Furthermore, the de facto detention regime is applied as a blanket policy to all newly arrived asylum seekers. This violates the requirement of an individualised assessment of the proportionality, necessity, and reasonableness, and the consideration of less coercive means, as emphasised by the Human Rights Committee in its General Comment No 35. As no vulnerability assessments are carried out prior to the de facto detention, vulnerable asylum seekers, such as survivors of human trafficking, torture or other forms of serious violence are not exempted from detention. This contradicts the UN Working Group on Arbitrary Detention’s clear stance that such detention ‘must not take place.’

Moreover, the de facto detention does not follow fundamental procedural safeguards as required by international law. Asylum seekers report that they are not provided with clear information on the reasons and duration of their placement in the quarantine zone. Moreover, without formal detention orders and no access to effective remedies, they are unable to legally challenge their deprivation of liberty while being detained in the ‘quarantine zone.’ Furthermore, their detention is not promptly reviewed by a competent court as required, inter alia, under Article 5(4) ECHR and Article 9(4) ICCPR. 

However, it is not only the procedures related to the de facto detention that make it arbitrary but also the conditions in the ‘quarantine zone’. In its above-mentioned General Comment No. 35, the Human Rights Committee reiterated that detention conditions must be appropriate to the purpose of detention. In that regard, the ECtHR reminded us in Saadi v. UK that the detention of asylum seekers is not a criminal detention but one of those who fled their country, which calls for appropriate conditions. However, the appalling, sub-standard detention conditions in the CCAC contradict this principle and may even amount to a violation of the prohibition of inhumane and degrading treatment, in violation of, inter alia, Article 3 ECHR, 7 ICCPR and the UN Convention against Torture, Inhumane and Degrading Treatment. 

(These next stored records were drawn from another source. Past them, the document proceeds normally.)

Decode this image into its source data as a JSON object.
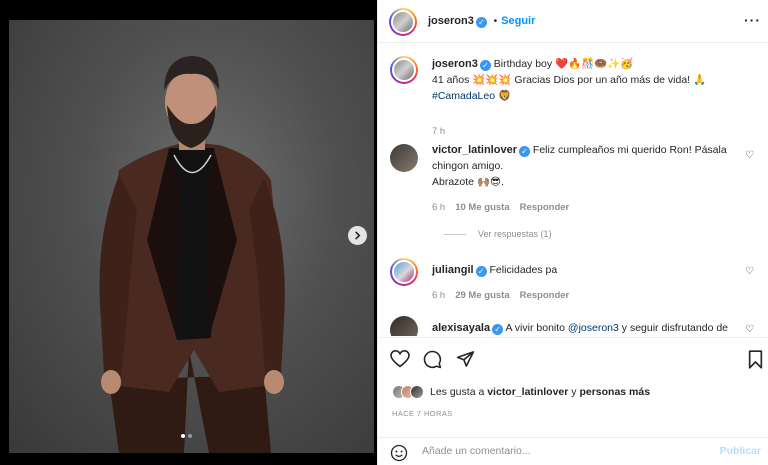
{
  "post": {
    "username": "joseron3",
    "follow_label": "Seguir",
    "more_label": "···",
    "carousel": {
      "active_index": 0,
      "total": 2
    }
  },
  "caption": {
    "username": "joseron3",
    "line1": "Birthday boy ❤️🔥🎊🍩✨🥳",
    "line2": "41 años 💥💥💥 Gracias Dios por un año más de vida! 🙏",
    "hashtag": "#CamadaLeo",
    "hashtag_emoji": "🦁",
    "time": "7 h"
  },
  "comments": [
    {
      "username": "victor_latinlover",
      "line1": "Feliz cumpleaños mi querido Ron! Pásala",
      "line2": "chingon amigo.",
      "line3": "Abrazote 🙌🏽😎.",
      "time": "6 h",
      "likes": "10 Me gusta",
      "reply": "Responder",
      "view_replies": "Ver respuestas (1)"
    },
    {
      "username": "juliangil",
      "text": "Felicidades pa",
      "time": "6 h",
      "likes": "29 Me gusta",
      "reply": "Responder"
    },
    {
      "username": "alexisayala",
      "text_prefix": "A vivir bonito ",
      "mention": "@joseron3",
      "text_suffix": " y seguir disfrutando de"
    }
  ],
  "likes": {
    "prefix": "Les gusta a ",
    "user": "victor_latinlover",
    "joiner": " y ",
    "rest": "personas más"
  },
  "time_ago": "HACE 7 HORAS",
  "add_comment": {
    "placeholder": "Añade un comentario...",
    "post_label": "Publicar"
  },
  "colors": {
    "link_blue": "#0095f6",
    "verified": "#3897f0",
    "hashtag": "#00376b",
    "muted": "#8e8e8e",
    "suit": "#4a2a20"
  }
}
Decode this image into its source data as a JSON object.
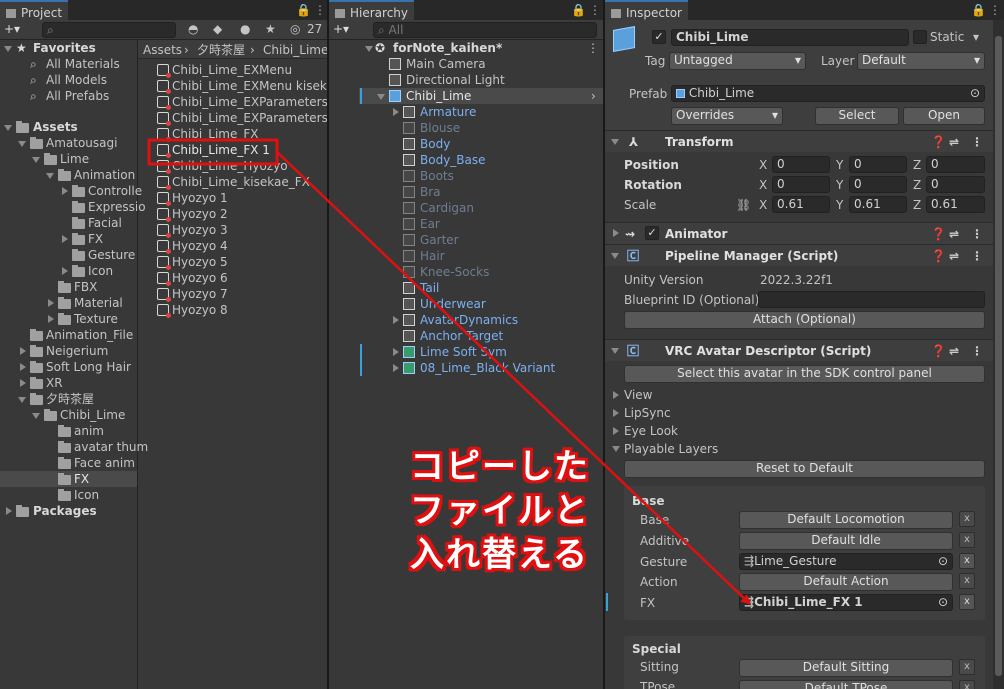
{
  "project": {
    "tab": "Project",
    "hidden_count": "27",
    "favorites": {
      "label": "Favorites",
      "items": [
        "All Materials",
        "All Models",
        "All Prefabs"
      ]
    },
    "assets_label": "Assets",
    "tree": [
      "Amatousagi",
      "Lime",
      "Animation",
      "Controlle",
      "Expressio",
      "Facial",
      "FX",
      "Gesture",
      "Icon",
      "FBX",
      "Material",
      "Texture",
      "Animation_File",
      "Neigerium",
      "Soft Long Hair",
      "XR",
      "夕時茶屋",
      "Chibi_Lime",
      "anim",
      "avatar thum",
      "Face anim",
      "FX",
      "Icon"
    ],
    "packages_label": "Packages",
    "breadcrumb": [
      "Assets",
      "夕時茶屋",
      "Chibi_Lime"
    ],
    "files": [
      "Chibi_Lime_EXMenu",
      "Chibi_Lime_EXMenu kisekae",
      "Chibi_Lime_EXParameters",
      "Chibi_Lime_EXParameters k",
      "Chibi_Lime_FX",
      "Chibi_Lime_FX 1",
      "Chibi_Lime_Hyozyo",
      "Chibi_Lime_kisekae_FX",
      "Hyozyo 1",
      "Hyozyo 2",
      "Hyozyo 3",
      "Hyozyo 4",
      "Hyozyo 5",
      "Hyozyo 6",
      "Hyozyo 7",
      "Hyozyo 8"
    ]
  },
  "hierarchy": {
    "tab": "Hierarchy",
    "search_placeholder": "All",
    "scene": "forNote_kaihen*",
    "items": [
      "Main Camera",
      "Directional Light",
      "Chibi_Lime",
      "Armature",
      "Blouse",
      "Body",
      "Body_Base",
      "Boots",
      "Bra",
      "Cardigan",
      "Ear",
      "Garter",
      "Hair",
      "Knee-Socks",
      "Tail",
      "Underwear",
      "AvatarDynamics",
      "Anchor Target",
      "Lime Soft Sym",
      "08_Lime_Black Variant"
    ]
  },
  "inspector": {
    "tab": "Inspector",
    "object_name": "Chibi_Lime",
    "static_label": "Static",
    "tag_label": "Tag",
    "tag_value": "Untagged",
    "layer_label": "Layer",
    "layer_value": "Default",
    "prefab_label": "Prefab",
    "prefab_value": "Chibi_Lime",
    "overrides": "Overrides",
    "select_btn": "Select",
    "open_btn": "Open",
    "transform": {
      "title": "Transform",
      "position_label": "Position",
      "rotation_label": "Rotation",
      "scale_label": "Scale",
      "axes": [
        "X",
        "Y",
        "Z"
      ],
      "position": [
        "0",
        "0",
        "0"
      ],
      "rotation": [
        "0",
        "0",
        "0"
      ],
      "scale": [
        "0.61",
        "0.61",
        "0.61"
      ]
    },
    "animator_title": "Animator",
    "pipeline": {
      "title": "Pipeline Manager (Script)",
      "unity_label": "Unity Version",
      "unity_value": "2022.3.22f1",
      "blueprint_label": "Blueprint ID (Optional)",
      "attach_btn": "Attach (Optional)"
    },
    "descriptor": {
      "title": "VRC Avatar Descriptor (Script)",
      "select_btn": "Select this avatar in the SDK control panel",
      "foldouts": [
        "View",
        "LipSync",
        "Eye Look",
        "Playable Layers"
      ],
      "reset_btn": "Reset to Default",
      "base_label": "Base",
      "base_rows": [
        {
          "label": "Base",
          "value": "Default Locomotion"
        },
        {
          "label": "Additive",
          "value": "Default Idle"
        },
        {
          "label": "Gesture",
          "value": "Lime_Gesture"
        },
        {
          "label": "Action",
          "value": "Default Action"
        },
        {
          "label": "FX",
          "value": "Chibi_Lime_FX 1"
        }
      ],
      "special_label": "Special",
      "special_rows": [
        {
          "label": "Sitting",
          "value": "Default Sitting"
        },
        {
          "label": "TPose",
          "value": "Default TPose"
        }
      ],
      "x": "x"
    }
  },
  "annotation": {
    "lines": [
      "コピーした",
      "ファイルと",
      "入れ替える"
    ],
    "color": "#e01010"
  }
}
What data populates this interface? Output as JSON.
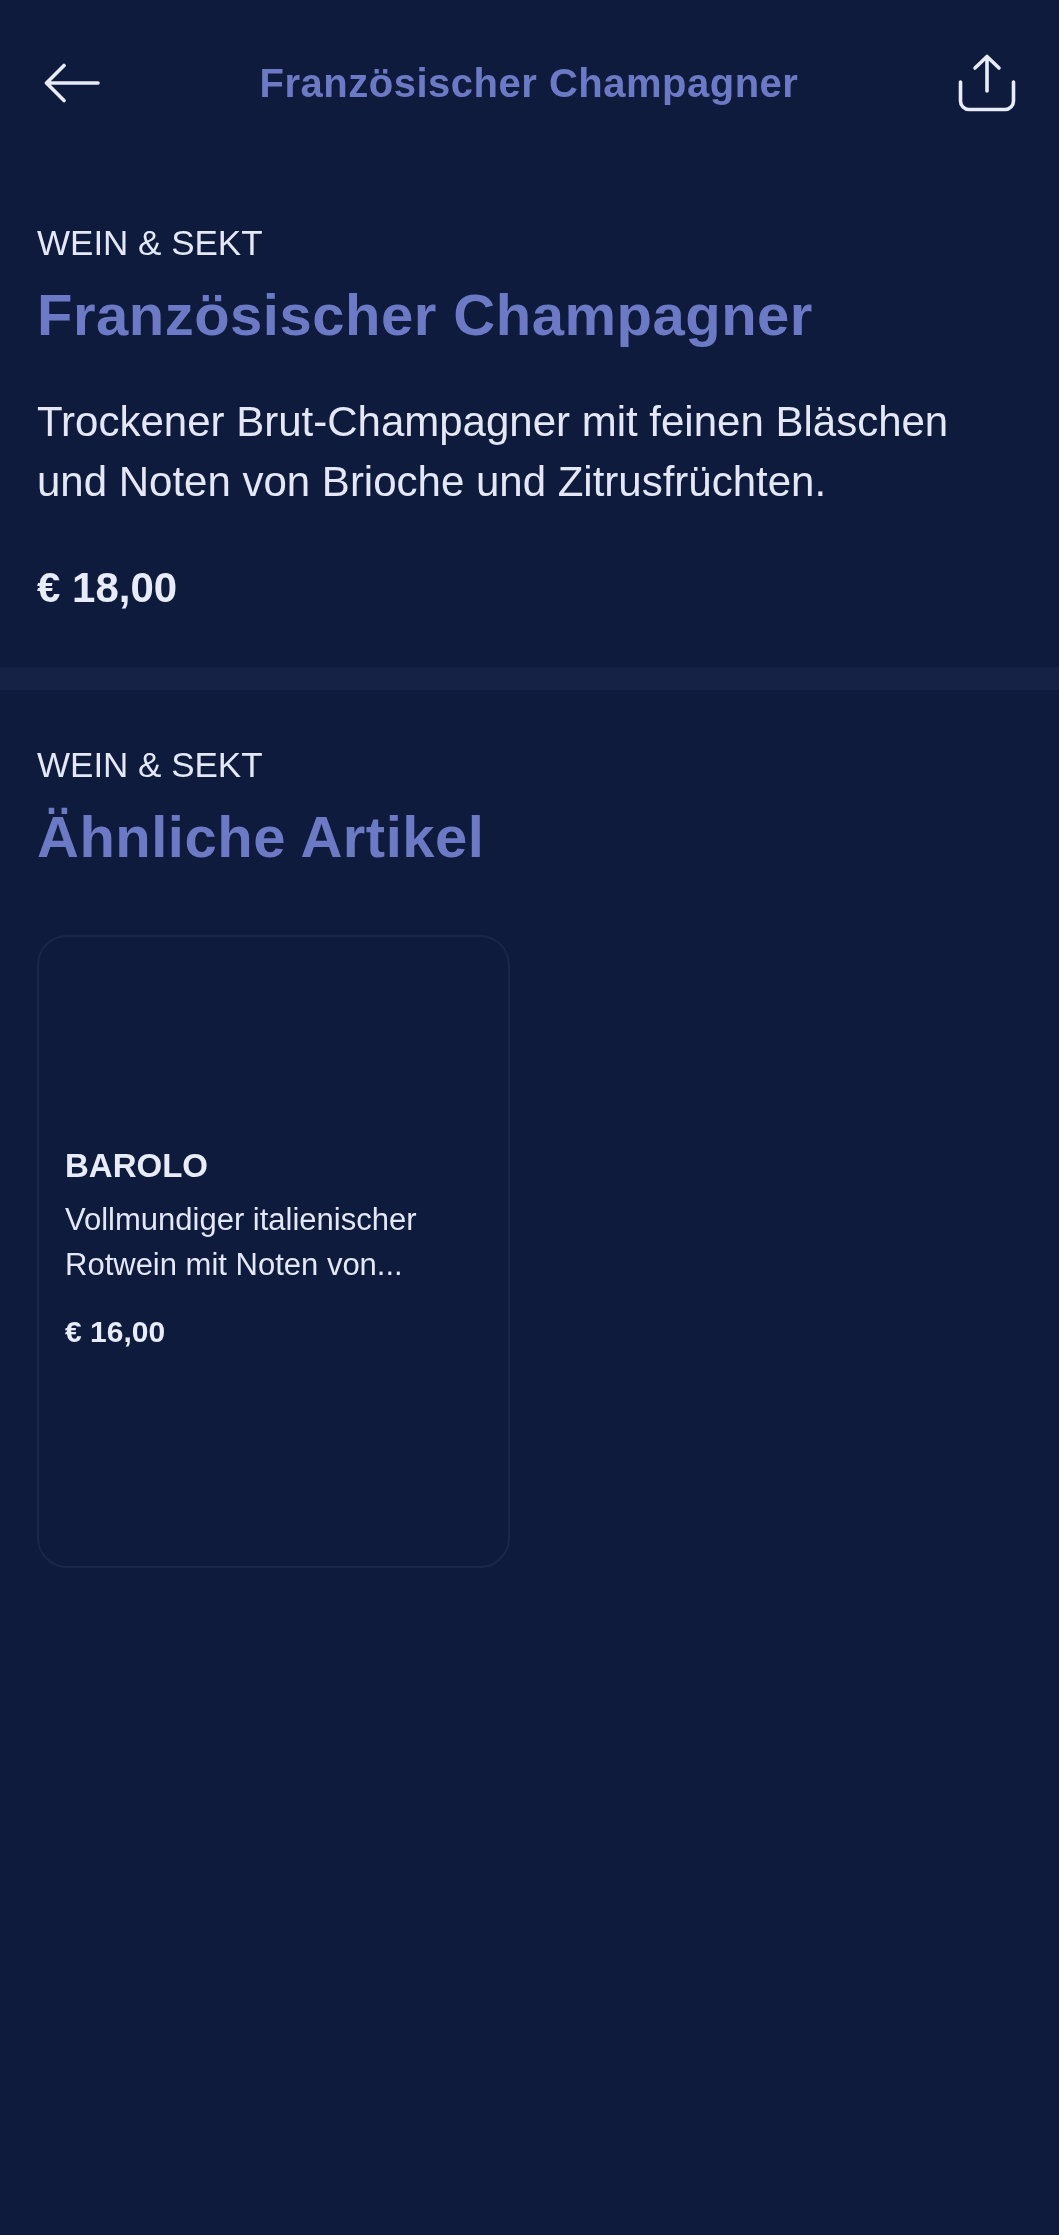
{
  "header": {
    "title": "Französischer Champagner"
  },
  "product": {
    "category": "WEIN & SEKT",
    "name": "Französischer Champagner",
    "description": "Trockener Brut-Champagner mit feinen Bläschen und Noten von Brioche und Zitrusfrüchten.",
    "price": "€ 18,00"
  },
  "similar": {
    "category": "WEIN & SEKT",
    "title": "Ähnliche Artikel",
    "items": [
      {
        "name": "BAROLO",
        "description": "Vollmundiger italienischer Rotwein mit Noten von...",
        "price": "€ 16,00"
      }
    ]
  }
}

Reports from Samos show that the containers in the ‘quarantine zone’ are severely overcrowded. Reportedly, eight to 40 people share one 25 square meter container, leaving each individual with approximately 3 to 0.6 square metres of personal space. This falls severely below the standard of 4 square metres per person, required by the Committee on the Prevention of Torture’s standards. The severe overcrowding and a lack of beds, mattresses and blankets also force people to sleep on the floor, sometimes only on a piece of cardboard. The Border Violence Monitoring Network even reported on a case of a pregnant woman being forced to sleep on the floor. Moreover, no separate containers are provided for families, women, or minors, raising significant safety concerns

Furthermore, the hygienic conditions are appalling. People have no access to showers and laundry facilities. Their access to sanitary facilities is insufficient with facilities being in poor conditions, sometimes lacking doors which raises further privacy and safety concerns. There are regular water cuts and if water is available, it is cold. On top of that, the supply of hygiene products is insufficient, if not completely absent, leaving newly arrived asylum seekers with limited access to sanitary facilities and without any hygiene products for up to 3 weeks after their arrival. 

Taken together, these factors illustrate that asylum seekers on Samos are systematically subjected to a regime of arbitrary and unlawful de facto detention that severely violates their right to liberty. They are furthermore at the immediate risk of inhumane and degrading treatment, further undermining their fundamental rights. 

One can only imagine the impact this must have on the mental health of those newly arrived, in particular of those who we might call vulnerable, which includes, inter alia, minors, the elderly, and survivors of torture or human trafficking. All in all, it shows the human dimension of the ever-expanding securitisation of migration to the detriment of migrants’ human rights. It must also raise the question of how to counter the compromise of human rights for political ends if we are truly committed to the universality and inalienability of human rights.